Differentially private stochastic expectation propagation (DP-SEP)
This work addresses privacy concerns in Bayesian inference for data analysts, but it is incremental as it adapts an existing method (SEP) with differential privacy.
The paper tackles the problem of making approximate posterior inference differentially private by privatizing Stochastic Expectation Propagation (SEP), which is more tractable than standard EP for privacy analysis, and demonstrates the performance of their DP-SEP algorithm on synthetic and real-world datasets with theoretical privacy-accuracy trade-off analysis.

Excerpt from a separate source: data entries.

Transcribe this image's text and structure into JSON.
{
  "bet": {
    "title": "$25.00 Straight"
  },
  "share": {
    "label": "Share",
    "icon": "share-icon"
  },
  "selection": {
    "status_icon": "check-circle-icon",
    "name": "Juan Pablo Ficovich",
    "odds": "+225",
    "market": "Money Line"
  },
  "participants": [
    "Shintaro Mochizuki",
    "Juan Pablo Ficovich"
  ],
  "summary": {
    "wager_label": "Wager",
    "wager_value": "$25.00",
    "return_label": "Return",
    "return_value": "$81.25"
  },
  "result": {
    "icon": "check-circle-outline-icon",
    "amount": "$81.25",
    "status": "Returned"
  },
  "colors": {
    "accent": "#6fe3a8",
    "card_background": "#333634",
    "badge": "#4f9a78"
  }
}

We are interested in privatizing an approximate posterior inference algorithm called Expectation Propagation (EP). EP approximates the posterior by iteratively refining approximations to the local likelihoods, and is known to provide better posterior uncertainties than those by variational inference (VI). However, EP needs a large memory to maintain all local approximates associated with each datapoint in the training data. To overcome this challenge, stochastic expectation propagation (SEP) considers a single unique local factor that captures the average effect of each likelihood term to the posterior and refines it in a way analogous to EP. In terms of privacy, SEP is more tractable than EP because at each refining step of a factor, the remaining factors are fixed and do not depend on other datapoints as in EP, which makes the sensitivity analysis straightforward. We provide a theoretical analysis of the privacy-accuracy trade-off in the posterior estimates under our method, called differentially private stochastic expectation propagation (DP-SEP). Furthermore, we demonstrate the performance of our DP-SEP algorithm evaluated on both synthetic and real-world datasets in terms of the quality of posterior estimates at different levels of guaranteed privacy.